Nuestra burocracia se basa en sencillos y rígidos principios. Algunos están tan consolidados que ya forman parte inseparable de nuestro napoleónico concepto de la administración -en minúscula-. Es el caso de la tradicional distinción entre gestor e interventor: un servicio para cada cosa. Uno «impulsa» los expedientes y otro los fiscaliza. Uno hace y otro opina.

Del juego de pesos y contrapesos surge el equilibrio deseado. Además, ayuda que las leyes financieras les consideren responsables solidarios de los quebrantos que puedan ocasionar, el uno o el otro, en los caudales públicos. Una imagen, incorrecta en lo político, pero muy peliculera, sería la de dos presos que escapan del penal atados por una cadena; cuando el más emprendedor e ingenioso quiere saltar al tren en marcha, el más precavido lo impide, temerosos de partirse la crisma. Vamos, lo más parecido a un matrimonio forzoso.

A mediados de los años noventa, ejercía yo como gestor económico en mi querida Universidad de Oviedo bajo la supervisión de una dura interventora accidental. Durante el proceso de fiscalización de los expedientes -todo un juego del gato y el ratón entre ambos funcionarios- no es infrecuente que los gestores debatan con vehemencia con el interventor defendiendo su punto de vista en algún asunto susceptible de interpretación. Recuerdo que mis argumentos ponderaban especialmente la flexibilidad, la economía o la eficacia y se estrellaban ante el fortín amurallado de la legalidad y las interpretaciones más prudentes de la responsable del control interno. Sin embargo, al poco una sentencia judicial en relación con la plantilla invirtió nuestros papeles: ella pasó a gestora y yo a interventor. Como en una obra de teatro, nos vimos de golpe interpretando lo contrario de lo que decíamos unos días antes, para risa de los asistentes a las mesas de contratación. Y así debía ser, si queríamos cumplir correctamente las responsabilidades de nuestros nuevos puestos.

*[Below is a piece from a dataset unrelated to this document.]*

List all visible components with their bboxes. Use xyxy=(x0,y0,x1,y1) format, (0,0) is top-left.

El gestor, en un egoísmo racional, siempre pide a su interventor: «Tráeme soluciones, no problemas». No obstante, les recomiendo que, aunque lo piensen, no lo digan nunca ya que les suele ofender mucho, porque los órganos de control deben aislarse de los problemas. Con frecuencia trabajan duro como aguafiestas de persuasivos alcaldes o directores generales.

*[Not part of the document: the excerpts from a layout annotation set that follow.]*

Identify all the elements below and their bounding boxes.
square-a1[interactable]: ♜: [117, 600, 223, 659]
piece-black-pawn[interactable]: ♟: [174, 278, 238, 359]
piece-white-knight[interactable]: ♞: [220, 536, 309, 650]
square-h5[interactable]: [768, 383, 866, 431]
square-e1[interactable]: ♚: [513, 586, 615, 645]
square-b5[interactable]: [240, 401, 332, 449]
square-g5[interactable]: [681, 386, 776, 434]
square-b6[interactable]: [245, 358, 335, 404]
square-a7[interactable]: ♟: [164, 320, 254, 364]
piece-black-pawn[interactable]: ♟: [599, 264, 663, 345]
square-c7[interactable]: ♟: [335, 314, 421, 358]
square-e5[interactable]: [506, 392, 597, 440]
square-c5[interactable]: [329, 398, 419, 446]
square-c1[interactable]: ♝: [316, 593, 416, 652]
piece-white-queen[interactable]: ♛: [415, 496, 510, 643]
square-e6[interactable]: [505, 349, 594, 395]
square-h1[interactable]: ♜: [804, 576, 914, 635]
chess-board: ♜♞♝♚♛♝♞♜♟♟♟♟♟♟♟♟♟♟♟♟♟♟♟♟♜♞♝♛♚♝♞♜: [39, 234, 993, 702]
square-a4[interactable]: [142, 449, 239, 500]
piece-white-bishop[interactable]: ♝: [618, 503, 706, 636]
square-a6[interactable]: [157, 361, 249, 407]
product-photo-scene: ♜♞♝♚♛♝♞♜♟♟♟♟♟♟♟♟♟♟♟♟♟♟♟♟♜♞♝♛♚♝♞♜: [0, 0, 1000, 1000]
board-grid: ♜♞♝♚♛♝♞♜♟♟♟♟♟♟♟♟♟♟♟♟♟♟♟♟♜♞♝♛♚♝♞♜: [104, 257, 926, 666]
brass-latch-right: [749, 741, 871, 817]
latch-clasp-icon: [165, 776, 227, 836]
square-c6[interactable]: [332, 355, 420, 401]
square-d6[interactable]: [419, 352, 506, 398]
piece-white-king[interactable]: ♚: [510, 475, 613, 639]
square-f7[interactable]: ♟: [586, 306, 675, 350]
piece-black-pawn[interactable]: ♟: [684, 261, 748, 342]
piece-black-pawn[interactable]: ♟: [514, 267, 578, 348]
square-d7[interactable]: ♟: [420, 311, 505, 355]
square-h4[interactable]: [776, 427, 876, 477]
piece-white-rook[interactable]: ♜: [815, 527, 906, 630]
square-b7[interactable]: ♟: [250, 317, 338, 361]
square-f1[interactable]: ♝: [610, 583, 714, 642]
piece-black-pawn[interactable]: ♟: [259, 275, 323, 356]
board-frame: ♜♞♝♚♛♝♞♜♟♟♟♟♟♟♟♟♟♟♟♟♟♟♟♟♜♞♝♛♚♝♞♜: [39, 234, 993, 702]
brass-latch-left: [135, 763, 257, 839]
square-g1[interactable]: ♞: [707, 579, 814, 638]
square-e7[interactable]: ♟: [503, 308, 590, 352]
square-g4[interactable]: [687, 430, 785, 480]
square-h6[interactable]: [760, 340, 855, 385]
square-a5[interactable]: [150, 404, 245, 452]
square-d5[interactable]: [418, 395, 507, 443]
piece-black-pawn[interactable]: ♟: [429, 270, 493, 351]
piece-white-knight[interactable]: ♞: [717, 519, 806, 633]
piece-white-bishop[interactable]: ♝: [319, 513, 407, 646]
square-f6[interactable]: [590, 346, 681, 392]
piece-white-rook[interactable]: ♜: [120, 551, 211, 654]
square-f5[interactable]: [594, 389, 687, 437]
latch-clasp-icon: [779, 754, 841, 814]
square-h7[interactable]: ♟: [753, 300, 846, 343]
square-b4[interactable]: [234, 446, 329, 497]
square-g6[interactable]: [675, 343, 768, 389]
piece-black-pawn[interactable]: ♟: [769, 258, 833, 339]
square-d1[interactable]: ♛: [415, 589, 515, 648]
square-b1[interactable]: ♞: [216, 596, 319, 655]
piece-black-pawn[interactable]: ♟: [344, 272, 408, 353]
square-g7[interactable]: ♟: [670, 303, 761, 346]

Este reparto de papeles tan diferenciado exige habilidades personales y directivas distintas. Por lo general, el gestor es más superficial en la manera de abordar los asuntos del trabajo, un surfista; mientras que quienes se encargan del control deben ser más quisquillosos, su trabajo es bucear con detalle entre pliegos de papel o las pantallas de ordenador. Y así las cosas, el mundo del control es una buena escuela: haces pocos amigos pero te acostumbras a trabajar con la precisión de un artesano.

Es oportuno recordar, como dijo nuestro Tribunal de Cuentas, que la actividad las Unidades de Intervención «no suele tener tarea fácil ni agradable, pues el ejercicio correcto de su trabajo puede dar lugar a situaciones de malestar y teórico enfrentamiento con los ordenadores de pagos en lo que respecta a la corrección y adecuación de aquéllos». Lo dijo con ocasión del pago indebido de una esquela en varios periódicos nacionales cuyo texto omitía la mención de la corporación que la financiaba y exigiendo, por tanto, su reintegro al interventor y al vicepresidente de Ceuta.

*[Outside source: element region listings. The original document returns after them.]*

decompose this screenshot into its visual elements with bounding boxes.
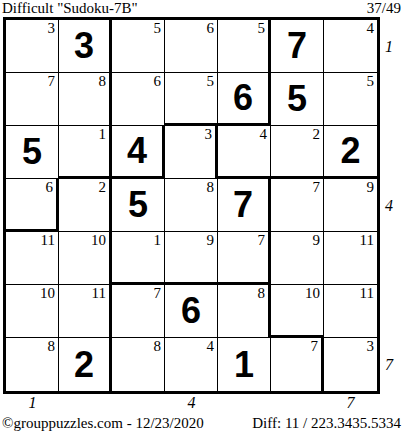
- cell-r5c4[interactable]: 9: [165, 232, 218, 285]
- page-title: Difficult "Sudoku-7B": [2, 1, 138, 16]
- corner-number: 5: [154, 21, 162, 36]
- cell-r7c2[interactable]: 2: [59, 338, 112, 391]
- cell-r7c5[interactable]: 1: [218, 338, 271, 391]
- cell-r6c7[interactable]: 11: [324, 285, 377, 338]
- col-label-7: 7: [347, 395, 355, 411]
- row-label-1: 1: [385, 39, 393, 55]
- cell-r7c1[interactable]: 8: [6, 338, 59, 391]
- corner-number: 3: [205, 127, 213, 142]
- puzzle-page: Difficult "Sudoku-7B" 37/49 335657478656…: [0, 0, 403, 437]
- given-digit: 2: [340, 133, 360, 169]
- cell-r1c2[interactable]: 3: [59, 20, 112, 73]
- given-digit: 6: [181, 293, 201, 329]
- cell-r1c4[interactable]: 6: [165, 20, 218, 73]
- cell-r4c1[interactable]: 6: [6, 179, 59, 232]
- difficulty-text: Diff: 11 / 223.3435.5334: [252, 415, 401, 431]
- corner-number: 7: [48, 74, 56, 89]
- corner-number: 11: [360, 286, 374, 301]
- cell-r3c1[interactable]: 5: [6, 126, 59, 179]
- cell-r4c3[interactable]: 5: [112, 179, 165, 232]
- cell-r5c2[interactable]: 10: [59, 232, 112, 285]
- cell-r4c2[interactable]: 2: [59, 179, 112, 232]
- corner-number: 3: [367, 339, 375, 354]
- corner-number: 8: [258, 286, 266, 301]
- corner-number: 9: [207, 233, 215, 248]
- copyright-text: ©grouppuzzles.com - 12/23/2020: [2, 415, 204, 431]
- corner-number: 10: [40, 286, 55, 301]
- corner-number: 7: [258, 233, 266, 248]
- cell-r2c1[interactable]: 7: [6, 73, 59, 126]
- corner-number: 7: [154, 286, 162, 301]
- cell-r2c6[interactable]: 5: [271, 73, 324, 126]
- corner-number: 3: [48, 21, 56, 36]
- cell-r2c3[interactable]: 6: [112, 73, 165, 126]
- cell-r6c2[interactable]: 11: [59, 285, 112, 338]
- given-digit: 3: [74, 28, 94, 64]
- corner-number: 4: [367, 21, 375, 36]
- given-digit: 7: [287, 28, 307, 64]
- given-digit: 5: [22, 134, 42, 170]
- cell-r7c4[interactable]: 4: [165, 338, 218, 391]
- cell-r3c7[interactable]: 2: [324, 126, 377, 179]
- given-digit: 2: [74, 347, 94, 383]
- cell-r4c5[interactable]: 7: [218, 179, 271, 232]
- corner-number: 8: [48, 339, 56, 354]
- cell-r3c6[interactable]: 2: [271, 126, 324, 179]
- cell-r2c7[interactable]: 5: [324, 73, 377, 126]
- cell-r2c4[interactable]: 5: [165, 73, 218, 126]
- cell-r2c5[interactable]: 6: [218, 73, 271, 126]
- cell-r1c7[interactable]: 4: [324, 20, 377, 73]
- corner-number: 8: [207, 180, 215, 195]
- given-digit: 4: [127, 133, 147, 169]
- cell-r6c5[interactable]: 8: [218, 285, 271, 338]
- corner-number: 5: [367, 74, 375, 89]
- corner-number: 10: [91, 233, 106, 248]
- cell-r1c5[interactable]: 5: [218, 20, 271, 73]
- cell-r6c6[interactable]: 10: [271, 285, 324, 338]
- cell-r4c6[interactable]: 7: [271, 179, 324, 232]
- cell-r6c3[interactable]: 7: [112, 285, 165, 338]
- given-digit: 1: [234, 347, 254, 383]
- corner-number: 7: [311, 339, 319, 354]
- corner-number: 6: [207, 21, 215, 36]
- cell-r5c1[interactable]: 11: [6, 232, 59, 285]
- corner-number: 8: [154, 339, 162, 354]
- col-label-4: 4: [188, 395, 196, 411]
- cell-r7c6[interactable]: 7: [271, 338, 324, 391]
- corner-number: 9: [313, 233, 321, 248]
- cell-r3c3[interactable]: 4: [112, 126, 165, 179]
- given-digit: 7: [233, 187, 253, 223]
- cell-r7c3[interactable]: 8: [112, 338, 165, 391]
- corner-number: 2: [99, 180, 107, 195]
- cell-r5c3[interactable]: 1: [112, 232, 165, 285]
- cell-r5c5[interactable]: 7: [218, 232, 271, 285]
- cell-r1c1[interactable]: 3: [6, 20, 59, 73]
- cell-r5c7[interactable]: 11: [324, 232, 377, 285]
- given-digit: 5: [287, 81, 307, 117]
- corner-number: 4: [260, 127, 268, 142]
- given-digit: 6: [233, 80, 253, 116]
- corner-number: 6: [154, 74, 162, 89]
- row-label-7: 7: [385, 357, 393, 373]
- corner-number: 2: [313, 127, 321, 142]
- cell-r6c1[interactable]: 10: [6, 285, 59, 338]
- corner-number: 7: [313, 180, 321, 195]
- corner-number: 9: [367, 180, 375, 195]
- cell-r3c4[interactable]: 3: [165, 126, 218, 179]
- row-label-4: 4: [385, 198, 393, 214]
- corner-number: 5: [258, 21, 266, 36]
- corner-number: 11: [92, 286, 106, 301]
- corner-number: 8: [99, 74, 107, 89]
- cell-r6c4[interactable]: 6: [165, 285, 218, 338]
- cell-r1c6[interactable]: 7: [271, 20, 324, 73]
- given-digit: 5: [128, 187, 148, 223]
- cell-r4c4[interactable]: 8: [165, 179, 218, 232]
- corner-number: 4: [207, 339, 215, 354]
- corner-number: 10: [305, 286, 320, 301]
- corner-number: 11: [360, 233, 374, 248]
- cell-r7c7[interactable]: 3: [324, 338, 377, 391]
- corner-number: 1: [154, 233, 162, 248]
- progress-counter: 37/49: [367, 1, 401, 16]
- cell-r2c2[interactable]: 8: [59, 73, 112, 126]
- cell-r3c2[interactable]: 1: [59, 126, 112, 179]
- corner-number: 6: [46, 180, 54, 195]
- corner-number: 11: [41, 233, 55, 248]
- cell-r1c3[interactable]: 5: [112, 20, 165, 73]
- corner-number: 5: [207, 74, 215, 89]
- col-label-1: 1: [29, 395, 37, 411]
- corner-number: 1: [99, 127, 107, 142]
- cell-r4c7[interactable]: 9: [324, 179, 377, 232]
- cell-r3c5[interactable]: 4: [218, 126, 271, 179]
- sudoku-board: 3356574786565551434226258779111019791110…: [3, 17, 380, 394]
- cell-r5c6[interactable]: 9: [271, 232, 324, 285]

Los ejecutivos, los políticos, gestionan fundamentalmente personas y se basan en la confianza, en la empatía que les permite influir en el comportamiento de sus colaboradores, en su entrenada capacidad para negociar con inteligencia. Frente a tanta destreza, el trabajo del interventor -como el del auditor- se basa en la desconfianza, en las evidencias y en su capacidad para resistir o aislarse de las presiones, sobre todo -y quiero reconocer la encomiable tarea que realizan- en pequeños o medianos ayuntamientos.

De hecho, hay una actitud peculiar que se denomina en todo el mundo oficialmente como «escepticismo profesional». Aparece recogida en las Normas Internacionales de Auditoría como un «estado mental inquisitivo» y una evaluación crítica que requiere un «cuestionamiento continuo» sobre si la información y la evidencia obtenidas sugieren un error o un fraude.

En definitiva, durante los procedimientos de fiscalización «no debe quedar satisfecho por la creencia de que la administración y los encargados del gobierno corporativo sean honrados», dice la norma, para perplejidad de gerentes y directivos; ¿malpensados?, ¿maniáticos? Sin duda. Cumplen con su obligación, y con ello nos protegen a todos, aunque con el paso del tiempo gestor y controlador van desarrollando una complicidad de matrimonio forzoso donde éste descubre con facilidad los vanos intentos de aquél para colarle algún imaginativo marrón, haciendo buena la frase de Lope de Vega: entre casado y cazado, sólo hay una letra.